Взбираясь к садовой башне, Люсьен одолел половину лестницы, когда, взглянув вниз, в купальне, слегка перекрытой березой, увидел свою сильно беременную дочь. С тех пор как дети выросли, купальней почти не пользовались. А раньше летом там плескалась вся семья. Люсьен приостановился; Люсетт энергично намыливалась, и ему вдруг стало легко и радостно. Любовь надо принимать такой, какая есть. Ведь некогда он сам был таким же глупцом. Ну и что? В конечном счете все утрясется, даже это.
Наверняка, дочь понесла от Пьера, но все будет в порядке. Случается, факел похоти вспыхивает в чудных полутемных комнатах, однако семья как-нибудь его обуздает. Люсьен это знал по собственному опыту. Он продолжил подъем по железным ступеням, но снова оглянулся: мокрыми руками Люсетт пригладила светло-русые волосы, отчего они потемнели. Потом она будто что-то услышала и, повернувшись спиной, нагнулась, и тут ее заслонила стройная фигура голого Пьера Ле Кра.
Из невинного счастливого зрителя Люсьен вдруг превратился в соглядатая. Дочь уперлась руками в заплесневелую стенку, а Пьер, ухватив ее за белые бедра, безостановочно ей всаживал, словно пытаясь пробиться к центру вселенной. Люсьен вспомнил ручку Люсетт, что смахивала крошки ластика со страниц его рукописи.
Он поспешил вниз по лестнице — к земле, с которой открывался лишь нормальный человеческий обзор. С высоты десяти метров смотришь за ограду, видишь неожиданно открывшийся дом. Писатель на воздусях. Японские живописцы называют это «техникой снесенной крыши». Проклятым всевидящим оком он узрел неприкрытую правду их любви. У девочки, которую после приснившегося кошмара он баюкал на руках, теперь потребности взрослой женщины. Отец не должен этого видеть, хотя некогда с этим же созданием они вместе плескались под водяными струями.
Ростом она была ему по колено.
Бывали ночи, когда Люсьен, взбудораженный безумством дочери, не мог уснуть. Как ее, воспитанную и послушную, угораздило связаться с таким человеком? Или все потому, что Пьер — именно тот мужчина, какой ей нужен, и плевать на все принципы? Видимо, негаснущий уголек похоти так ее распалил, что семейная скорлупа уже не могла сдержать пожара. Однако сейчас Люсьен еще больше любил свою гордую несгибаемую дочь, соратницу по трудам Фламмариона, которая, не спросясь, впрыгнула в жизнь опасного чужака, в ком лишь одно могло вызывать симпатию: стоя раком в садовой купальне, именно его ласкам она отдавалась и, беззащитная перед наслаждением, подмахивала задом.

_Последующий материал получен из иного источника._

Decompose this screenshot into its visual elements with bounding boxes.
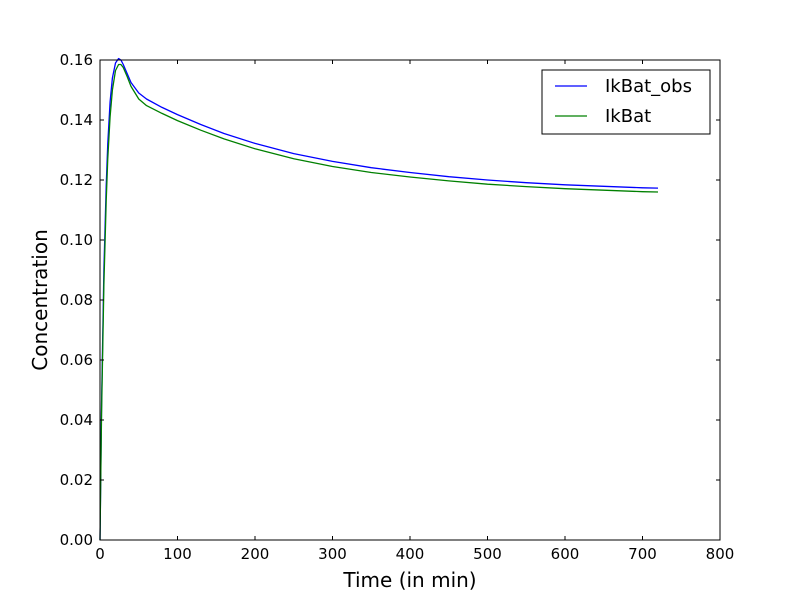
legend: IkBat_obs IkBat — [541, 69, 711, 135]
x-tick-label: 600 — [551, 545, 580, 563]
x-tick-label: 100 — [163, 545, 192, 563]
legend-label-ikbat: IkBat — [605, 106, 651, 127]
y-tick-label: 0.10 — [60, 231, 93, 249]
plot-frame — [99, 59, 721, 541]
series-line-ikbat — [99, 63, 659, 541]
y-tick-label: 0.06 — [60, 351, 93, 369]
y-tick-label: 0.00 — [60, 531, 93, 549]
x-tick-label: 300 — [318, 545, 347, 563]
y-tick-label: 0.04 — [60, 411, 93, 429]
y-tick-label: 0.12 — [60, 171, 93, 189]
x-tick-label: 800 — [706, 545, 735, 563]
y-tick-label: 0.16 — [60, 51, 93, 69]
tick-labels: 0 100 200 300 400 500 600 700 800 0.00 0.02 0.04 0.0… — [60, 51, 735, 563]
y-axis-label: Concentration — [28, 229, 52, 370]
x-tick-label: 200 — [241, 545, 270, 563]
series-line-ikbat-obs — [99, 57, 659, 541]
x-axis-label: Time (in min) — [342, 568, 476, 592]
x-tick-label: 700 — [628, 545, 657, 563]
series-lines — [99, 57, 659, 541]
plot-area — [100, 60, 720, 540]
y-tick-label: 0.08 — [60, 291, 93, 309]
x-tick-label: 0 — [95, 545, 105, 563]
legend-label-ikbat-obs: IkBat_obs — [605, 76, 692, 97]
legend-box — [541, 69, 711, 135]
y-tick-label: 0.02 — [60, 471, 93, 489]
y-tick-label: 0.14 — [60, 111, 93, 129]
x-tick-label: 500 — [473, 545, 502, 563]
x-tick-label: 400 — [396, 545, 425, 563]
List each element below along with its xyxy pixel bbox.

Порой истина скрыта столь глубоко, что взрослый может отыскать ее лишь за долгие часы ночного переписывания, что сродни заточке клинка. Детям же тотчас все ясно. Непостижимо, как стихотворный цикл Пьера вышел столь мощным и достоверным. Невероятно, чтобы дочери были так близки и так небрежны друг с другом. Некогда карманы Люсьена были полны мудрости, которую он раздавал детям. Разве не он научил их перелезать через ограду и правильно кормить собаку?
Возможно, в своей жизни он «уже достаточно сделал», как сказала ему одна романистка; это было перед войной, на светском приеме. Она имела в виду, что им написано достаточно, чтобы считаться выдающимся хотя бы по меркам литературной карьеры. Уже тогда это его не утешило. Славы он не хотел, она была ему чужда, как и в двадцать лет. Он защищался от нее разноликостью. (Он всегда путешествовал лишь с одним спутником, с которым прощался, скажем, в Лапалиссе и затем находил себе другого, с кем ехал в Бургундию.) Тем не менее в салоне на авеню Гош он танцевал с хрупкой, словно птичка, романисткой, одна рука которой лежала на его плече, а другая гусиным крылом обвила шею. Уловив кое-какие намеки, он представил ее своей любовницей. Она обладала изящным слогом, ее произведения имели успех. Но для него писательство было убежищем. Он хотел, чтобы все было безотчетно, как в его первые годы работы, когда страница казалась голубятней, где он скрывался от уже изведанных царств. Была встреча, волнующая многообразность. Никакой рассудочности. Начав писать, он не мудрствовал, но потом рассуждения стали его неотъемлемой частью. А хотелось-то одного: бесцельно вальсировать с кошкой.